Dynamic TF-TDNN: Dynamic Time Delay Neural Network based on Temporal-Frequency Attention for Dialect Recognition
Chao Liao (Kuaishou); Jinwen Huang (Kuaishou Technology); Huan Yuan (Kuaishou Technology); Peng Yao (Kuaishou Inc.); Jianchao Tan (Kwai Inc.); zhang dawei (Kuaishou Technology); Feng Deng (Kuaishou); Xiaorui Wang (Kwai); Chengru Song (Kuaishou)
-
SPS
IEEE Members: $11.00
Non-members: $15.00
Dialect recognition aims to recognize dialect categories in utterances, which has been applied in many audio applications. Recently, various Time Delayed Neural Network (TDNN) based AI models are proposed to solve dialect recognition problems, such as D-TDNN, DMC-TDNN, and ECAPA-TDNN, however, most of them only perform temporal attention in the last statistical pooling layer of the TDNN network, which ignores the importance of simultaneously capturing both frequency and temporal key information in utterances under different receptive fields. In contrast, we introduce a hybrid attention mechanism in both the temporal and frequency domain, called the TF-attention module, which adaptively pays more attention to the indeed important frames and the frame-level important information under different receptive fields for dialect recognition.
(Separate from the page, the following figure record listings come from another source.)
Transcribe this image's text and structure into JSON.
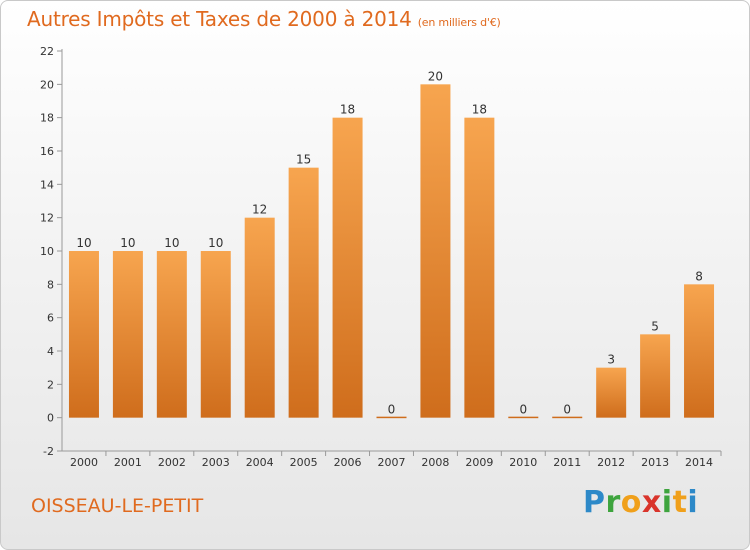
{
  "header": {
    "title": "Autres Impôts et Taxes de 2000 à 2014",
    "unit": "(en milliers d'€)"
  },
  "footer": {
    "commune": "OISSEAU-LE-PETIT",
    "logo": "Proxiti"
  },
  "colors": {
    "bar_light": "#f7a54f",
    "bar_dark": "#cf6d1c",
    "title": "#e06a1f"
  },
  "chart_data": {
    "type": "bar",
    "title": "Autres Impôts et Taxes de 2000 à 2014",
    "subtitle": "(en milliers d'€)",
    "xlabel": "",
    "ylabel": "",
    "categories": [
      "2000",
      "2001",
      "2002",
      "2003",
      "2004",
      "2005",
      "2006",
      "2007",
      "2008",
      "2009",
      "2010",
      "2011",
      "2012",
      "2013",
      "2014"
    ],
    "values": [
      10,
      10,
      10,
      10,
      12,
      15,
      18,
      0,
      20,
      18,
      0,
      0,
      3,
      5,
      8
    ],
    "ylim": [
      -2,
      22
    ],
    "yticks": [
      -2,
      0,
      2,
      4,
      6,
      8,
      10,
      12,
      14,
      16,
      18,
      20,
      22
    ],
    "grid": false,
    "legend": "none"
  }
}
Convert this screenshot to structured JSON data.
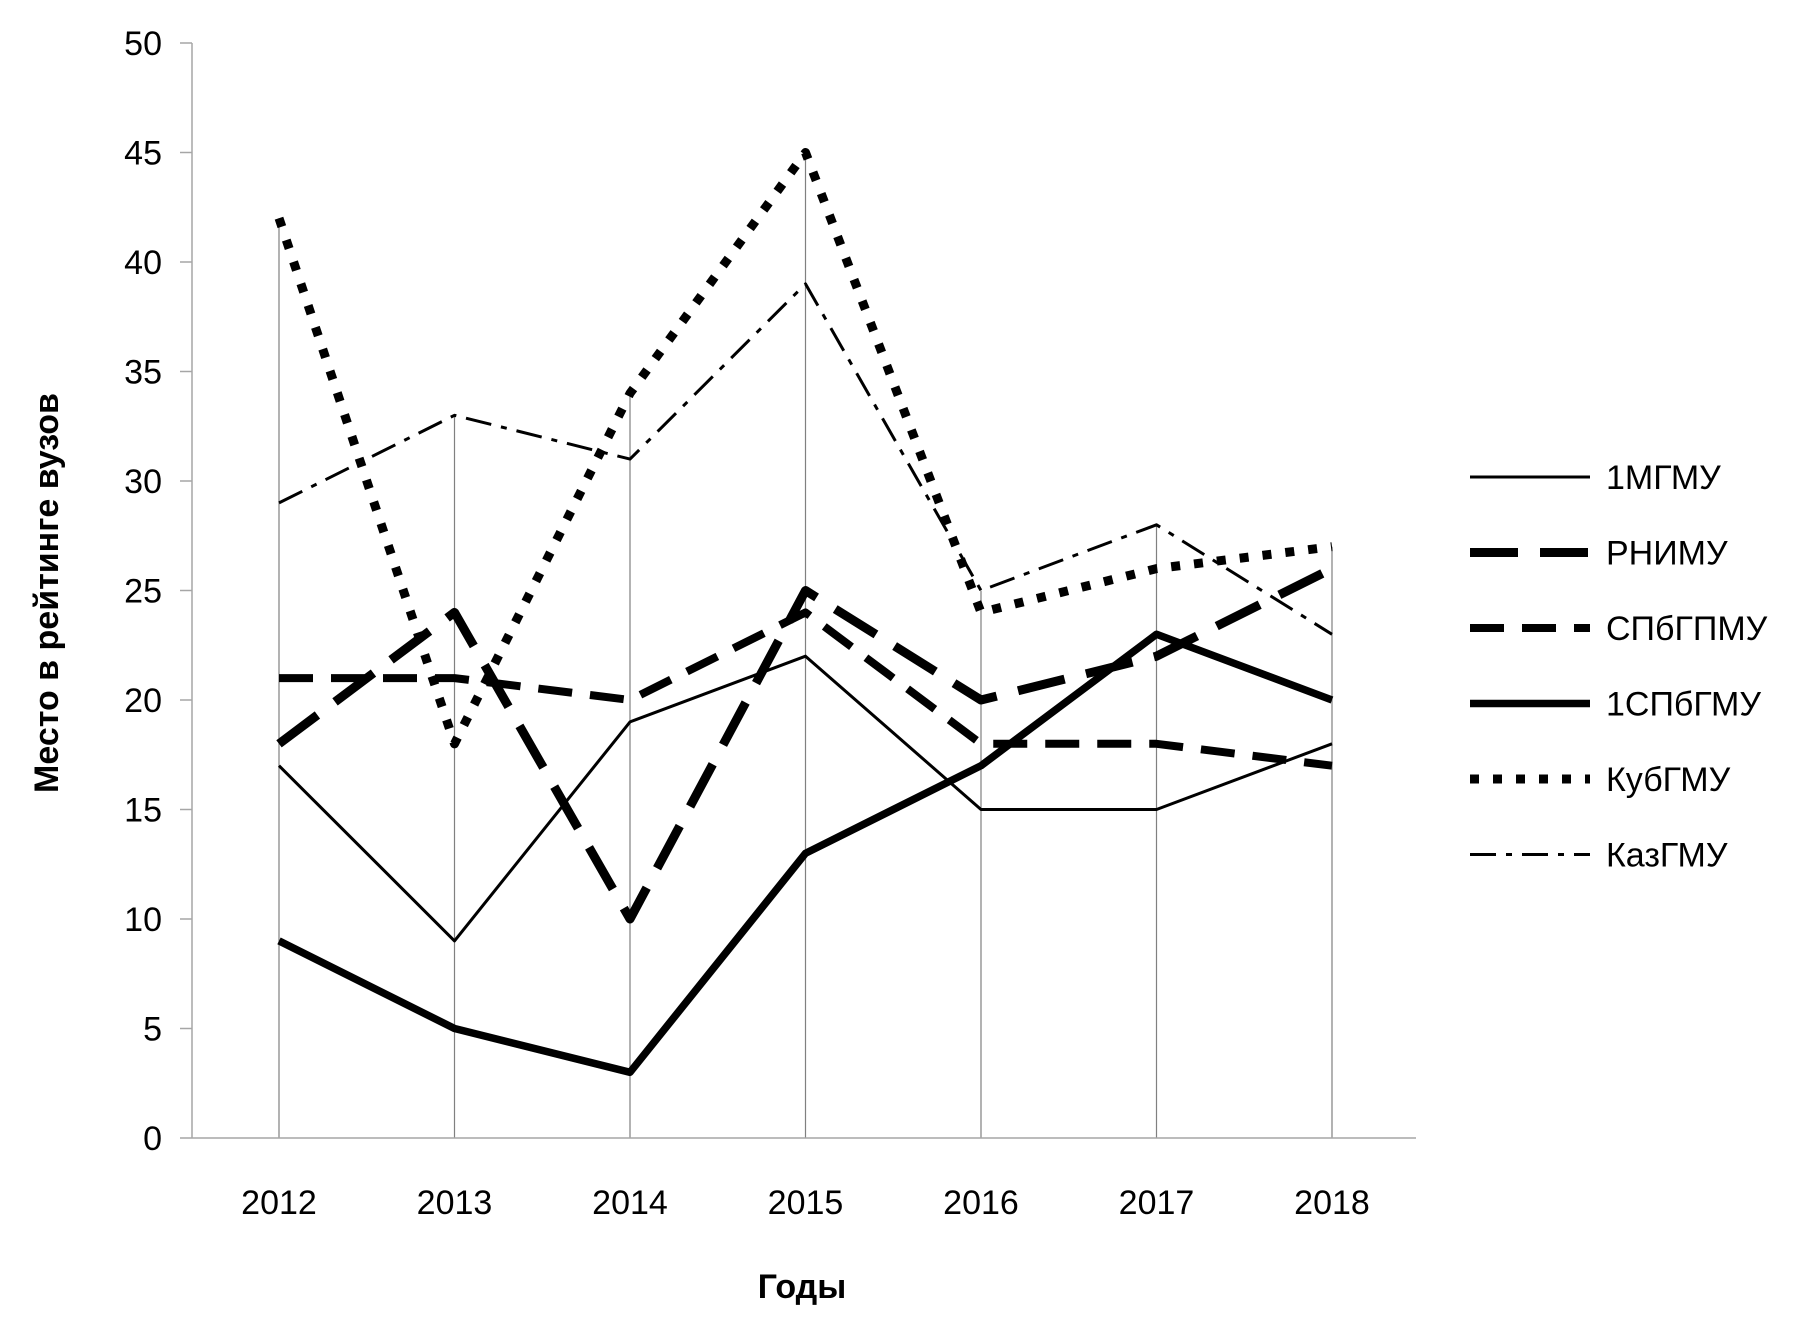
{
  "chart_data": {
    "type": "line",
    "title": "",
    "xlabel": "Годы",
    "ylabel": "Место в рейтинге вузов",
    "categories": [
      "2012",
      "2013",
      "2014",
      "2015",
      "2016",
      "2017",
      "2018"
    ],
    "ylim": [
      0,
      50
    ],
    "yticks": [
      "0",
      "5",
      "10",
      "15",
      "20",
      "25",
      "30",
      "35",
      "40",
      "45",
      "50"
    ],
    "legend_position": "right",
    "drop_lines": true,
    "series": [
      {
        "name": "1МГМУ",
        "values": [
          17,
          9,
          19,
          22,
          15,
          15,
          18
        ],
        "style": "solid-thin"
      },
      {
        "name": "РНИМУ",
        "values": [
          18,
          24,
          10,
          25,
          20,
          22,
          26
        ],
        "style": "long-dash"
      },
      {
        "name": "СПбГПМУ",
        "values": [
          21,
          21,
          20,
          24,
          18,
          18,
          17
        ],
        "style": "dash"
      },
      {
        "name": "1СПбГМУ",
        "values": [
          9,
          5,
          3,
          13,
          17,
          23,
          20
        ],
        "style": "solid-thick"
      },
      {
        "name": "КубГМУ",
        "values": [
          42,
          18,
          34,
          45,
          24,
          26,
          27
        ],
        "style": "dot"
      },
      {
        "name": "КазГМУ",
        "values": [
          29,
          33,
          31,
          39,
          25,
          28,
          23
        ],
        "style": "dash-dot"
      }
    ],
    "colors": {
      "line": "#000000",
      "axis": "#a6a6a6",
      "background": "#ffffff"
    }
  }
}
Moreover, we are the first to introduce a dynamic architecture mechanism in the field of dialect recognition to dynamically reduce the computational cost and the number of parameters of models. We evaluate the proposed dynamic TF-TDNN on the OLR challenge AP20-OLR-dialect task and achieve State-Of-The-Art (SOTA) performance with fewer model parameters.